The Kenya National Bureau of Statistics (KNBS) states that at least 300,000 Kenyans have lost their jobs due to the Coronavirus pandemic between the period of January and March this year.
KNBC noted that the number of employed Kenyans plunged to 17.8 million as of March from 18.1 million people as compared to last year in December. The Report states that the unemployment rate in Kenya stands at 13.7 per cent as of March this year while it stood 12.4 per cent in December 2019.
Mama T (not her real name) is among millions of Kenyans who have been affected by containment measures put in place to curb the spread of the virus, either by losing their source of income or having to work under tough guidelines put in place by the MOH.
As young mother and an event organizer, she has found it hard to explain to her children why they cannot go to school or socialize freely with their peers as before.
“Sometimes it gets difficult as they do not understand what is happening due to their age, this at times becomes hard on me as they often think I am punishing them,”
Her contract was put on hold as no event or public gatherings can take place due to the pandemic. This has brought other challenges along with it, as she has to find means of fending for her family expenditures that including rent and food.
“I often wake up in the middle of the night with worries about my next move as the pandemic does not exhibit any signs of easing up,” she says. She adds that she has been forced to sort for manual jobs to keep her family afloat.
Ms. Mary Wahome, a Counseling Psychologist and Programs Director at ‘The Reason to Hope,’ in Karen, Nairobi says that such kind of drastic life changes have an adverse effect on one’s mental status including their family members and if not addressed early can lead to depression among other issues.
“We have had cases of people indulging in substance abuse to deal with the uncertainty and stress brought about by the pandemic, this in turn leads to dependence and also domestic abuse,”
Sam Njoroge , a waiter at a local hotel in Kiambu, has found himself indulging in substance abuse due to challenges he is facing after the hotel he was working in was closed down as it has not yet met the standards required by the MOH to open.
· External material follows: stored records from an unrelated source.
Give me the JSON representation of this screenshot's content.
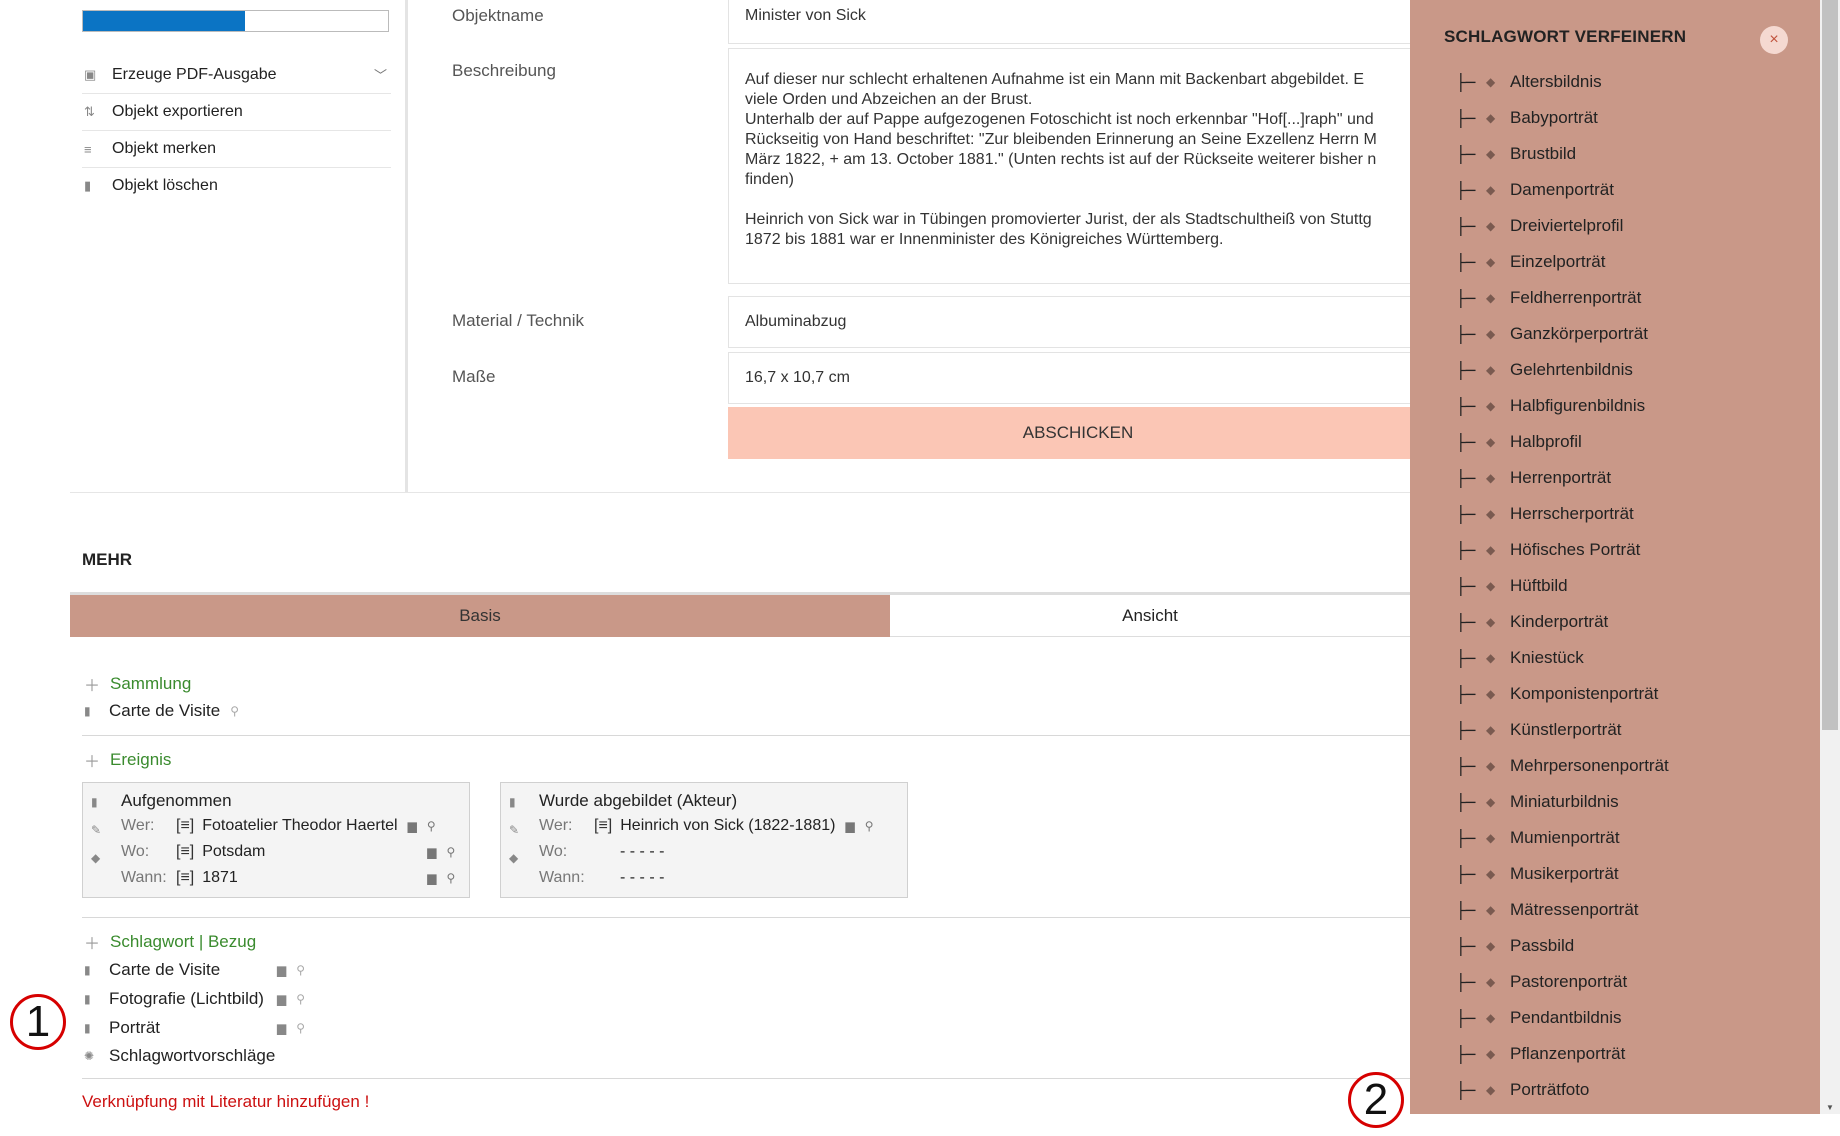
{
  "progress": 0.53,
  "actions": [
    {
      "label": "Erzeuge PDF-Ausgabe",
      "icon": "pdf-icon"
    },
    {
      "label": "Objekt exportieren",
      "icon": "export-icon"
    },
    {
      "label": "Objekt merken",
      "icon": "bookmark-list-icon"
    },
    {
      "label": "Objekt löschen",
      "icon": "trash-icon"
    }
  ],
  "form": {
    "objektname_label": "Objektname",
    "objektname_value": "Minister von Sick",
    "beschreibung_label": "Beschreibung",
    "beschreibung_lines": [
      "Auf dieser nur schlecht erhaltenen Aufnahme ist ein Mann mit Backenbart abgebildet. E",
      "viele Orden und Abzeichen an der Brust.",
      "Unterhalb der auf Pappe aufgezogenen Fotoschicht ist noch erkennbar \"Hof[...]raph\" und",
      "Rückseitig von Hand beschriftet: \"Zur bleibenden Erinnerung an Seine Exzellenz Herrn M",
      "März 1822, + am 13. October 1881.\" (Unten rechts ist auf der Rückseite weiterer bisher n",
      "finden)",
      "",
      "Heinrich von Sick war in Tübingen promovierter Jurist, der als Stadtschultheiß von Stuttg",
      "1872 bis 1881 war er Innenminister des Königreiches Württemberg."
    ],
    "material_label": "Material / Technik",
    "material_value": "Albuminabzug",
    "masse_label": "Maße",
    "masse_value": "16,7 x 10,7 cm",
    "submit_label": "ABSCHICKEN"
  },
  "mehr": {
    "title": "MEHR",
    "tabs": [
      "Basis",
      "Ansicht"
    ]
  },
  "sammlung": {
    "heading": "Sammlung",
    "items": [
      "Carte de Visite"
    ]
  },
  "ereignis": {
    "heading": "Ereignis",
    "cards": [
      {
        "title": "Aufgenommen",
        "rows": [
          {
            "key": "Wer:",
            "bracket": "[≡]",
            "value": "Fotoatelier Theodor Haertel"
          },
          {
            "key": "Wo:",
            "bracket": "[≡]",
            "value": "Potsdam"
          },
          {
            "key": "Wann:",
            "bracket": "[≡]",
            "value": "1871"
          }
        ]
      },
      {
        "title": "Wurde abgebildet (Akteur)",
        "rows": [
          {
            "key": "Wer:",
            "bracket": "[≡]",
            "value": "Heinrich von Sick (1822-1881)"
          },
          {
            "key": "Wo:",
            "bracket": "",
            "value": "- - - - -"
          },
          {
            "key": "Wann:",
            "bracket": "",
            "value": "- - - - -"
          }
        ]
      }
    ]
  },
  "schlagwort": {
    "heading": "Schlagwort | Bezug",
    "items": [
      "Carte de Visite",
      "Fotografie (Lichtbild)",
      "Porträt"
    ],
    "suggestions": "Schlagwortvorschläge"
  },
  "literatur_link": "Verknüpfung mit Literatur hinzufügen !",
  "annotations": [
    "1",
    "2"
  ],
  "panel": {
    "title": "SCHLAGWORT VERFEINERN",
    "close": "×",
    "tree_glyph": "├─",
    "items": [
      "Altersbildnis",
      "Babyporträt",
      "Brustbild",
      "Damenporträt",
      "Dreiviertelprofil",
      "Einzelporträt",
      "Feldherrenporträt",
      "Ganzkörperporträt",
      "Gelehrtenbildnis",
      "Halbfigurenbildnis",
      "Halbprofil",
      "Herrenporträt",
      "Herrscherporträt",
      "Höfisches Porträt",
      "Hüftbild",
      "Kinderporträt",
      "Kniestück",
      "Komponistenporträt",
      "Künstlerporträt",
      "Mehrpersonenporträt",
      "Miniaturbildnis",
      "Mumienporträt",
      "Musikerporträt",
      "Mätressenporträt",
      "Passbild",
      "Pastorenporträt",
      "Pendantbildnis",
      "Pflanzenporträt",
      "Porträtfoto"
    ]
  },
  "colors": {
    "panel": "#c99888",
    "active_tab": "#c99888",
    "submit": "#fbc6b5",
    "section_green": "#3a8b2e",
    "link_red": "#cc1111",
    "progress": "#0b74c4"
  }
}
“My day starts at 6am where I go to a local pub, here I can get a drink for as little as Sh30, It makes me suppress the frustration I feel.” he says.
Sam is among the many who have found themselves in the same predicament and resulted to substance abuse finding ways to beat strict measures put in place by the government on the sale of alcohol so as to cope.
Mary says, situations like Sam’s are dangerous and if not addressed early can lead to serious complications, including addiction and dependency, violent behavior and also early death due to health complications.
She has, however, lauded the government for encouraging mental wellness and also launching the Psychological First Aid (PFA) guide in the wake of the virus putting emphasis on the three action principal of look, listen and link. “When we follow this it will be easy to identify an individual in distress and also offer assistance”.
Mary has urged anyone feeling the weight of the virus taking a toll on them not to hesitate but look for someone to talk to.
“You should not only seek help from a specialist but also talk to a friend, let them know what you are undergoing and how you feel, this will help ease their emotional stress and also find ways of dealing with the situation they are facing,” She added
Mary continued to stress on the need to perform frequent body exercises as a form of stress relief, reading and also taking advantage of this unfortunate COVID-19 period to engage in hobbies and talent development.
“Let people take this as an opportunity to kip fit, get in touch with one’s inner self and also engage in reading that would help expand their knowledge.